On many occasions I gaze into his big, beautiful, blue eyes – exactly like my own – in the hope of catching a glimpse of his heart. I want to see his innermost dreams, perhaps buried within his heart many years before. I hope to discover for myself what I find difficult to ask him and at times I am able to envision a tearful six-year-old child, clinging to his widowed mother’s hand as the two endure his father’s funeral. The child was destined never to perceive the vocation of fatherhood practised at home, nor to share with his own father the joys and secrets of manhood.
Delving deeper I am able to see a lad of thirteen scoring yet another goal for his football pals. The pride that swelled within his boyish breast fills mine. The dreams he secretly harboured of one day becoming a professional footballer are momentarily mine.
Next I see a fine and fit young man of eighteen serving in Her Majesty’s army. A hesitant, yet exuberant Glasgow boy, enjoying the sensation of the Cyprus sun as it tans his robust frame and usually pale, Scottish flesh. Still but a lad, he clowns with the other fellows one moment and carefully considers his future the next.
At twenty-one, he becomes an orphan when the mother to whom he has been so close, dies. He is alone in the world and unleashed in the work force to forge a life for himself. There is no one or guide him.
I am certain his eyes are as wide and vibrant now as they were when he was a bridegroom at twenty-three, vowing in the Catholic church he once served as an altar boy to forever love the woman he selected as his best friend, his utmost confidante, and the mother of his children. She was to be the half of himself he liked best, and her characteristics enhance his own positive attributes. Without her he is not complete.
Finally, his eyes mirror the joy of a new father. They tell of the apprehension he felt as a twenty-six year-old father of two leaving his homeland for a foreign land of which he knew little. A man without a country for a short time, he soon integrates successfully. He strives to accomplish all that he must, driven by the love he has for his young family, and the pride he feels for his father’s name.
The face before me, old yet forever handsome, conceals the sorrows and disappointments this man – my father, Joseph Griffin – must have experienced throughout his life. An interested adult never backed his dreams.
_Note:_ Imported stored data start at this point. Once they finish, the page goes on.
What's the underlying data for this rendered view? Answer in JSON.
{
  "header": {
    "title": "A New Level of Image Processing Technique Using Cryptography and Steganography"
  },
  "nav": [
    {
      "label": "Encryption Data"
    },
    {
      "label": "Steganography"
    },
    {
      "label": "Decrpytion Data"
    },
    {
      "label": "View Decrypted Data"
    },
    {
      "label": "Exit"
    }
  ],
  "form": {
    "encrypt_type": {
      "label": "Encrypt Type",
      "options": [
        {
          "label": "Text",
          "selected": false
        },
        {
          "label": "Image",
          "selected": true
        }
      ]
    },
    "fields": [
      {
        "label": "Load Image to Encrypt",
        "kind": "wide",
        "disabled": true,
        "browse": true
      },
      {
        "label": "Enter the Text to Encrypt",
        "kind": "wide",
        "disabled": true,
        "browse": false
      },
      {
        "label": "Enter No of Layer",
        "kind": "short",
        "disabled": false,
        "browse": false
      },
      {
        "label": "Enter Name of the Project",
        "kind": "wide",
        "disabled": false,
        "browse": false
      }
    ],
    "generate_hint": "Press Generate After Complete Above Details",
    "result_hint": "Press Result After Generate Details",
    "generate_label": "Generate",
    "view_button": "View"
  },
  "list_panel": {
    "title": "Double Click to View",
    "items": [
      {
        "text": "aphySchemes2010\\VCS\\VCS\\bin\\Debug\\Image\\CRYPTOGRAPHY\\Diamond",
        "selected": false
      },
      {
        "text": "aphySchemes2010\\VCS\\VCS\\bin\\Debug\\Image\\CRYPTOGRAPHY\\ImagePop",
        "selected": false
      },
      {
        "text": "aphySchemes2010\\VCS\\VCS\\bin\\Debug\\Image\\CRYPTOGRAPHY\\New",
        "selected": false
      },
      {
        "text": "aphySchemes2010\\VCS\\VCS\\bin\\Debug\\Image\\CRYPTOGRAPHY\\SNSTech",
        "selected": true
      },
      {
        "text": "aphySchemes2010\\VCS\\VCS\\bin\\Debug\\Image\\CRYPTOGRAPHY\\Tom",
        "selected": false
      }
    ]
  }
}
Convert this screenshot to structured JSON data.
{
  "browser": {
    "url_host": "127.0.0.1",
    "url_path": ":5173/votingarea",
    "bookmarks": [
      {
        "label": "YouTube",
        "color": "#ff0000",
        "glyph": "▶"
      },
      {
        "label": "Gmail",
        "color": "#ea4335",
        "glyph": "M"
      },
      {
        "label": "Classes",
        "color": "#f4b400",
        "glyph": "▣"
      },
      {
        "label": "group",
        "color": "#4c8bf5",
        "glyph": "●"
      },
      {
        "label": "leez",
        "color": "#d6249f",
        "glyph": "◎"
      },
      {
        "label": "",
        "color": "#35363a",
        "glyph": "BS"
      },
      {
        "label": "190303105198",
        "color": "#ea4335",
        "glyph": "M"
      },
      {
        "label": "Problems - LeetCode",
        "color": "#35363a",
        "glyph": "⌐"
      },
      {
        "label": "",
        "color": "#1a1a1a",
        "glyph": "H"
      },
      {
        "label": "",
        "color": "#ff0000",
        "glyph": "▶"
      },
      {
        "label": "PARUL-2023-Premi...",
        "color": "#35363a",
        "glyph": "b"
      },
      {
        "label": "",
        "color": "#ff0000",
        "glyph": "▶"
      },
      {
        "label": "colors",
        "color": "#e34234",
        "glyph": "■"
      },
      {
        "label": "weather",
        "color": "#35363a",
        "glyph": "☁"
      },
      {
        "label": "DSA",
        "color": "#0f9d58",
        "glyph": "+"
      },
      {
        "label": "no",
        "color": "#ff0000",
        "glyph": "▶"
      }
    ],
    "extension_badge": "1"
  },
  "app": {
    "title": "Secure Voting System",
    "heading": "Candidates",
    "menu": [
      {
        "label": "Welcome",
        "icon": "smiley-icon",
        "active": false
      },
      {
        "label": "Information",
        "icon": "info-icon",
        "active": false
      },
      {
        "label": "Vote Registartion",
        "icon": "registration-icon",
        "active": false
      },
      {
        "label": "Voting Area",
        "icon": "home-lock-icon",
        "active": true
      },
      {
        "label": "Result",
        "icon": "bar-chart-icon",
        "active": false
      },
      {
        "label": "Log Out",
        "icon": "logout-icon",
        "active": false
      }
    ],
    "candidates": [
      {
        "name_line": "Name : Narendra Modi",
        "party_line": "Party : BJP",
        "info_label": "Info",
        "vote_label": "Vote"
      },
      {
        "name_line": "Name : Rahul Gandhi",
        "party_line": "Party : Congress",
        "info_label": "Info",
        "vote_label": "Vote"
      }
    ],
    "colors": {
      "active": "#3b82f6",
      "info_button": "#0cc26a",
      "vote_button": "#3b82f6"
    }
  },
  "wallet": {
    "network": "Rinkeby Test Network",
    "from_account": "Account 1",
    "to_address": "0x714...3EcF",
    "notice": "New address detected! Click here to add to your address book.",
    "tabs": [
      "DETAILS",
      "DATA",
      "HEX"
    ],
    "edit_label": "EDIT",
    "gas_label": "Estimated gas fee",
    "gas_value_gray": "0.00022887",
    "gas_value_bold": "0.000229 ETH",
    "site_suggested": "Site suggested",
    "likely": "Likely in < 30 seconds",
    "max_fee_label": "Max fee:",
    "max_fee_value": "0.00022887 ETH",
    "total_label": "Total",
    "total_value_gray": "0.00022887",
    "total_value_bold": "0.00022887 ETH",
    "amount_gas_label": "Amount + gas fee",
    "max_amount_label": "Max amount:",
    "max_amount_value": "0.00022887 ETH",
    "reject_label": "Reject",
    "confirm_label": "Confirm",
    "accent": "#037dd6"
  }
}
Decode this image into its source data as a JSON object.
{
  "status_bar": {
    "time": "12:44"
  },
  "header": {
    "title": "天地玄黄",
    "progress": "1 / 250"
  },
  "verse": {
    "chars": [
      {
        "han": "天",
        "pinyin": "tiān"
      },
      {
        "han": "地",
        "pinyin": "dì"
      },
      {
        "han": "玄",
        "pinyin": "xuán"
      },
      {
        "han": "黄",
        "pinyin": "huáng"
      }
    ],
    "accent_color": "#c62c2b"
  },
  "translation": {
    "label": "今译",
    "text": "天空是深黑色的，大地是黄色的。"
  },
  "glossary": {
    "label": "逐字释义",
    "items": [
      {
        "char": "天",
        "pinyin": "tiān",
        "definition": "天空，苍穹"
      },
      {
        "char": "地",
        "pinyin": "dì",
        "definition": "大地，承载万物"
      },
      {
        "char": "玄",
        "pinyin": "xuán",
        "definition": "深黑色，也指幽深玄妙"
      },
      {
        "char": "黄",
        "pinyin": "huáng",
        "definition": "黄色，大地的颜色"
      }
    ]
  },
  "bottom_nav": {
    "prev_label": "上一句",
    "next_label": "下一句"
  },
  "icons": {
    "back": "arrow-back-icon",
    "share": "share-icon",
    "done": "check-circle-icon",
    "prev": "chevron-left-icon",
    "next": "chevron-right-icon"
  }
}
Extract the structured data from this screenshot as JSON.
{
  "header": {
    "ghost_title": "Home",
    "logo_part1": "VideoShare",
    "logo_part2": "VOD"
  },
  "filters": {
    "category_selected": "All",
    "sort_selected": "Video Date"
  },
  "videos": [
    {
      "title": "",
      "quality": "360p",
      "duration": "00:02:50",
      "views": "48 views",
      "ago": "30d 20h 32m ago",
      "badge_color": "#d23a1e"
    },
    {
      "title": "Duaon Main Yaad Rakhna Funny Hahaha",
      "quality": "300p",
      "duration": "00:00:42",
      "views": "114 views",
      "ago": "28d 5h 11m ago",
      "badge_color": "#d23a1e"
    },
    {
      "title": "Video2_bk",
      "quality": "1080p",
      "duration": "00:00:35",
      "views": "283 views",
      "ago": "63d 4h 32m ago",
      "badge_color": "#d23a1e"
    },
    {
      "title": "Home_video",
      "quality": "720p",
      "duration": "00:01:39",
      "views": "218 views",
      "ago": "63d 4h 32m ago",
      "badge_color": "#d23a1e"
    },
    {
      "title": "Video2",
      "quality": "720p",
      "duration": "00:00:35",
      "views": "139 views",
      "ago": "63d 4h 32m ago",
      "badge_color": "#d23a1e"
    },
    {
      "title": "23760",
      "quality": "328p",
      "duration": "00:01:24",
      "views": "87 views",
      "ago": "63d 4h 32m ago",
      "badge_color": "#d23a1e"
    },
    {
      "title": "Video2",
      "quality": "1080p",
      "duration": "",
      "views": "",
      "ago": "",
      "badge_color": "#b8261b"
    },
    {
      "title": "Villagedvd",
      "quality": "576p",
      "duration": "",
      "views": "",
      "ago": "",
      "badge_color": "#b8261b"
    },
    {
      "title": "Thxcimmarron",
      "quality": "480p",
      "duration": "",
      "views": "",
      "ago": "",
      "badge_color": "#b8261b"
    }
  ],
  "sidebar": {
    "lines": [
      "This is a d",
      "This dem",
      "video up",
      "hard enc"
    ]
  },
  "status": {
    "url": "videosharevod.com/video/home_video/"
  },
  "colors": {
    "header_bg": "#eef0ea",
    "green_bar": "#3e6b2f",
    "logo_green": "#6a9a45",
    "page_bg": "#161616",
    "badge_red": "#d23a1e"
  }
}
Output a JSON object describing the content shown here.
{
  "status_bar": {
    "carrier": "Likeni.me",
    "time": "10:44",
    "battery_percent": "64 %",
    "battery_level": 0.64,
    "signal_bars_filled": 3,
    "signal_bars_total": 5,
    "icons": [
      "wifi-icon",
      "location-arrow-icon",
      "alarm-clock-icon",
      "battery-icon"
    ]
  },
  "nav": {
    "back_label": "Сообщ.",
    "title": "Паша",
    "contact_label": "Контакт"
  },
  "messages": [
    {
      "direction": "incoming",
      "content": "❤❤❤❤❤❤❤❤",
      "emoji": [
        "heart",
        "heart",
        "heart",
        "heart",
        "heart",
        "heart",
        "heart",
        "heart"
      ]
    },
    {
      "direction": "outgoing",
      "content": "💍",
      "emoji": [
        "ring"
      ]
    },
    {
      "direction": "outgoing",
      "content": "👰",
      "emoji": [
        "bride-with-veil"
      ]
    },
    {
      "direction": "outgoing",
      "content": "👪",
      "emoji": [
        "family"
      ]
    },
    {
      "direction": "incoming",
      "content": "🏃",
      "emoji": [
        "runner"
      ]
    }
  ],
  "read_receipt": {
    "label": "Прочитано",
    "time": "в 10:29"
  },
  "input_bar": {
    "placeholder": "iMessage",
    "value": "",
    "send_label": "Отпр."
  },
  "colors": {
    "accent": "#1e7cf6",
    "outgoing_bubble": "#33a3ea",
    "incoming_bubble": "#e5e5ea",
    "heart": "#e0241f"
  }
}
I often think he must be bitter because his older brothers and sisters didn’t take a more constructive interest in his future, yet my father blames only himself for not being ambitious at eighteen or aggressive at twenty. He never speaks harshly of his family or his fate but placidly accepts the cards dealt him. He views them as a rather good hand, winning for him health, prosperity, faith and peace. He is content to grow old in his adopted country of Canada and cherish his boyhood dreams without bitterly regretting any choices he made. He traded his fantasies for the reality of being a loving husband and a generous father, working to provide his three daughters with the opportunities that were never granted him. He remains thoughtful without being wistful and appreciative without being covetous.
Realizing he is being watched, my father turns to me with a loving grin. He makes a crack and we laugh together, his entire face breaking into a smile and his blue eyes dancing a lively waltz. He no longer looks old to me. All at once he is a lad playing football, a nervous bridegroom, and an expectant father experiencing life’s most precious moments, reflecting the joy of each situation through the two blue mirrors which grace his still beautiful face.